What a Frightful Hat!
Withers did not actually feel a personal passion for fashion, and her dress sense was always more tidy than chic. In fact, she did not initially realise she was interviewing for Vogue when she answered the advertisement for her first job there as a sub. Her motivation was less to work in fashion than to support herself. Nevertheless her viewpoint on fashion was astute. In “The Intelligent Woman’s Guide to Good Taste”, published in 1958, she observed:
“Fashion in dress is nothing more nor less than ‘the way we like to look’; and fashion in the design of furniture, motor-cars, shop windows and the rest is simply ‘the way we like the things around us to look.’ There is no absolute judgement in such matters. All is relative. We stand at a certain point in history and we cannot help looking at things with blinkered eyes. We may have a sentimental feeling for the distant past, but we have a blind spot for the years that lie directly behind us. Turning over a family album, the middle-aged say, with transparent truthfulness, “I can’t imagine how I could have worn those clothes. What a frightful hat!” And they burst out laughing, with their daughters. Their mind recalls that they thought the hat entrancing; but their eye has changed, and the only possible hats are their current hats. […]
The Way We Like to Look
“This first principle of dressing – to dress ‘in fashion’ – means that we choose from somewhere within that range which is, at the moment, ‘the way we like to look’. At some periods the range has been a narrow one; at others, wide – and never wider than the present, when, for example, at a party, skirts can vary from day-length to ground-level, with several distinct lengths in between. (It would be fascinating to know what the future fashion historian will make of it; and whether from this – to us – wide range of acceptability, time will whittle away the weaker elements, so that it will appear to our descendants of A.D. 2000 that we, in the fifties, were all dressed alike.)”

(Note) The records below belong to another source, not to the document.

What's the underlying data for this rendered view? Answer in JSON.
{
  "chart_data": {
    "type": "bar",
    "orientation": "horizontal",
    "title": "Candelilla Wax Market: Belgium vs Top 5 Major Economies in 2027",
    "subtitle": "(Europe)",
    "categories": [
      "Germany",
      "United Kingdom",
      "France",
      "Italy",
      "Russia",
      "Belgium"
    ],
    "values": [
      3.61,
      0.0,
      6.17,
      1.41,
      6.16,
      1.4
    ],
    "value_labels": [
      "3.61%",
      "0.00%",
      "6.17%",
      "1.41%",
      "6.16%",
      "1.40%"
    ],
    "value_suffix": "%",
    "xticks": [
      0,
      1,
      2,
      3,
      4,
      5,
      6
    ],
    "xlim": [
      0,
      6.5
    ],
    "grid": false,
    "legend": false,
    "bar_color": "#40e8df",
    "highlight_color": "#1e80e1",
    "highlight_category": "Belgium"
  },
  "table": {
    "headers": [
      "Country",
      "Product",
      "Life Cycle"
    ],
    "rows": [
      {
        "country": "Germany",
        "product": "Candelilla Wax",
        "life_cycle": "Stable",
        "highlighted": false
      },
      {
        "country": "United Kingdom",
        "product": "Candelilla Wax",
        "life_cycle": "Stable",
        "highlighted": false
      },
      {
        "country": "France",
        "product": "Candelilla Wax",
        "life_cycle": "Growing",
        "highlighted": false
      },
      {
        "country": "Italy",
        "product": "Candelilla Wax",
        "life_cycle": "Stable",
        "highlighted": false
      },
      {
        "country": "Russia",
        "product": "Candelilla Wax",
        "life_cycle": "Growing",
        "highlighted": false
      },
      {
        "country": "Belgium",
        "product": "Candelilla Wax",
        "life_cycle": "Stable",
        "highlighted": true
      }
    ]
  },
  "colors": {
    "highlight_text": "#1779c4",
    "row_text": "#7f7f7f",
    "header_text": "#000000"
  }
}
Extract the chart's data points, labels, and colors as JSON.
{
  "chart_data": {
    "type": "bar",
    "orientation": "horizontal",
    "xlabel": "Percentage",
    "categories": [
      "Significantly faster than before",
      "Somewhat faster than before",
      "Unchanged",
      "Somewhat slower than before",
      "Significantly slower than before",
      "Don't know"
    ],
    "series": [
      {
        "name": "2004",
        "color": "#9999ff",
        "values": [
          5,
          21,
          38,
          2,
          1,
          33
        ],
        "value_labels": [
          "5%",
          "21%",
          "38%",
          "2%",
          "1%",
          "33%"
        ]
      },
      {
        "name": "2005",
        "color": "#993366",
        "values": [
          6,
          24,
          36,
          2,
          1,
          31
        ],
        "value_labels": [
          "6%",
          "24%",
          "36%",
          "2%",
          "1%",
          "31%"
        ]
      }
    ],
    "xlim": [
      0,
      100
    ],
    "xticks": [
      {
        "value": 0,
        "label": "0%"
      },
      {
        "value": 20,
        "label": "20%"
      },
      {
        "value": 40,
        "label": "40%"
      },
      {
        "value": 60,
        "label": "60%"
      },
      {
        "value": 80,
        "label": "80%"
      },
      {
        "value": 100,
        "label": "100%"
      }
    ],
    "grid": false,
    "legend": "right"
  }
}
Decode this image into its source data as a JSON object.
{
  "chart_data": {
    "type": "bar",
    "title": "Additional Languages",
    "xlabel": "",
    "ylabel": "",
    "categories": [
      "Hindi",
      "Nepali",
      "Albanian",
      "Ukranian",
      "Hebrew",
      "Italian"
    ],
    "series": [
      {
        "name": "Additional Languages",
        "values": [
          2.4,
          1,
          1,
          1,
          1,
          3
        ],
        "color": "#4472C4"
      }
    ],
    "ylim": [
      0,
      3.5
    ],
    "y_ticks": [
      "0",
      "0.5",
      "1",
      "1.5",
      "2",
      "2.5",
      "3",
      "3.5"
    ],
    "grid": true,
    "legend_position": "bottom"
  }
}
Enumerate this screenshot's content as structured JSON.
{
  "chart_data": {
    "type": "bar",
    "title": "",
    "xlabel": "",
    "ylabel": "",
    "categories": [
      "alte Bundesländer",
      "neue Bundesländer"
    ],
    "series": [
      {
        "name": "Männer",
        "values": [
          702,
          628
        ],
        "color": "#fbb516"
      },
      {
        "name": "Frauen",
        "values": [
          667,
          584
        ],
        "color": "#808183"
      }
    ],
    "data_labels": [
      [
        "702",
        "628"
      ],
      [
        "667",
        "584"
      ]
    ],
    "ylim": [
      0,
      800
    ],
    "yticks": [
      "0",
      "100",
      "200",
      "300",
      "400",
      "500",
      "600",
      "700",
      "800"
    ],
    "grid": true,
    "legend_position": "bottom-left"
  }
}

She was quite right, of course. For the majority of people, 1950s fashion is teenage bobbysoxers in tight sweaters and full skirts, or the grown up version, women with tightly corseted waists with full skirts.
Audrey Withers OBE
Vogue editor Audrey Withers was asked to help with Utility clothing by the Board of Trade. Vogue s war reporting was remarkable, including shots from the front line by photographer Lee Miller, and the very famous “fashion is indestructable” photograph by Clifford Coffin.
awarded an OBE in 1953. She helped to found a branch of the Women’s Press Club, as a safe place to go for women working late at night, as she did. In 1960 she resigned from Vogue. She stayed on the board of Condé Nast for a while, and also lectured, represented the British fashion industry in conferences and became a member of the Council of Industrial Design (now the Design Council).
Victor Kennett was Russian by birth, and they travelled behind the iron curtain together. Together, they wrote a travel book, The Palaces of Leningrad (1973). Wither’s autobiography was published in 1994, entitled Lifespan.
Audrey Withers died in 2001, at the age of 96.